Rights that he CLOUD Act ensured
The Act retained the common law right for cloud service providers to go to court to challenge search warrants when there is a conflict of laws, independent of any international treaties on extraterritorial reach for US warrants (provided under action 103(c) of the Act).
This comity right is especially important in light of the Europe General Data Protection Regulation (GDPR) which was implemented in 25 May 2018. If there is a conflict of laws regarding the reach of the US search warrants according to GDPR’s relevant provisions, cloud serveice providers such as Microsoft is under the common law given the right to launch a comity analysis, which better protects EUorpean customers.
What the CLOUD Act creates
The CLOUD Act is an important milestone in the journey to modernise the law.
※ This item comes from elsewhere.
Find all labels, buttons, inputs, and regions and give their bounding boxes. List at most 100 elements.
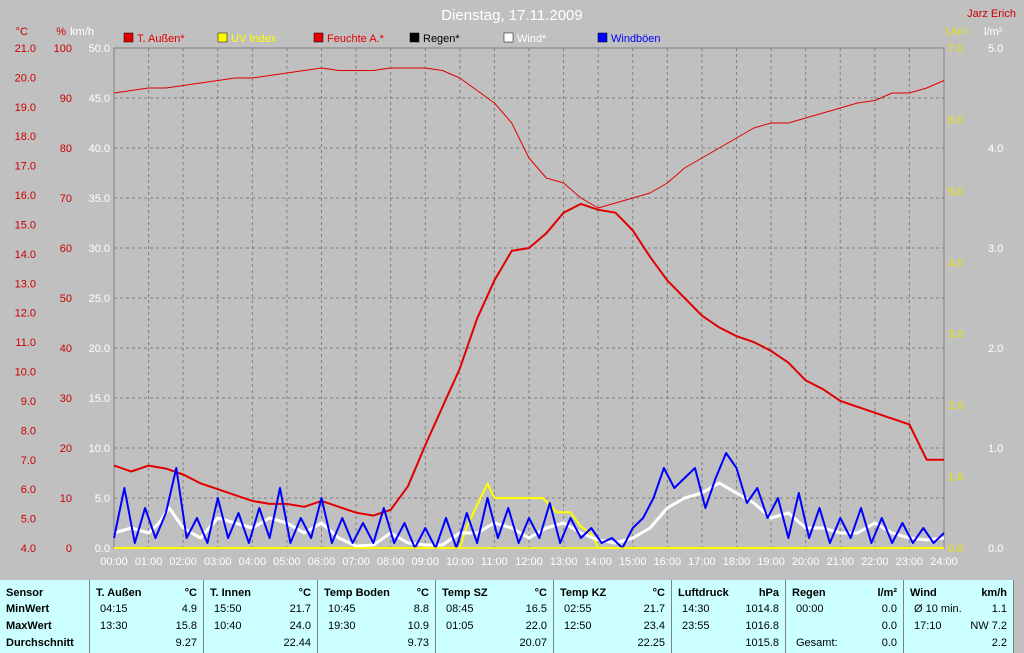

It has the important implication of not only preserving rights but it also creates a foundation for a new generation of international agreements to find the fundamental balance between data protection and efficiency of state prosecution involving multiple jurisdictions.
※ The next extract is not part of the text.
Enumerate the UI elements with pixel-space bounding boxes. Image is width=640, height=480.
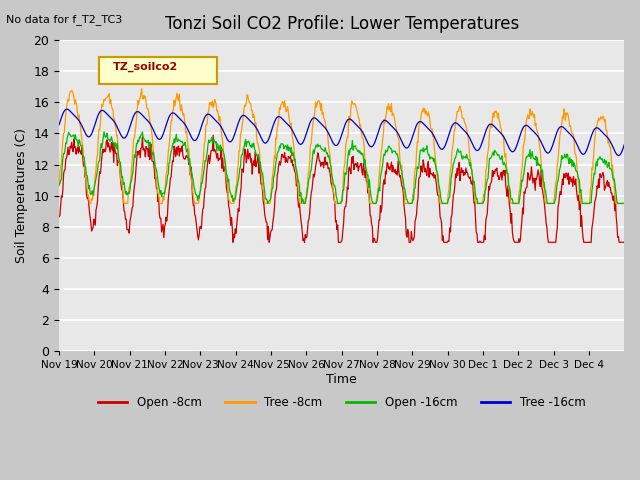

The Act provides the framework and statute authority for US to cooperate with other countries for purposes of crime investigation and law enforcement. These agreements can provide similar but more concrete guidance with respect to the Cyberspace than existing Mutual Legal Assistance Treaties.
The litigation and the passage of the Act also incentivises other government to review their digital privacy law and surveillance requests. In Europe last week, the European Commission presented its proposed e-Evidence legislation to the European Parliament. Many other governments are similarly seeking to update their laws to protect privacy, promote digital security and address the challenge of an increasingly borderless world.
Fifth, the CLOUD Act gives cloud service providers added and direct legal rights to protect privacy under these international agreements. These rights come in two complementary forms. The first gives providers the right to inform foreign governments that have these agreements when their citizens are impacted by U.S. warrants. And second, providers can go directly to court to raise comity concerns under a new statutory process when the U.S. seeks a warrant that goes beyond the scope of an agreement and that conflicts with a foreign law.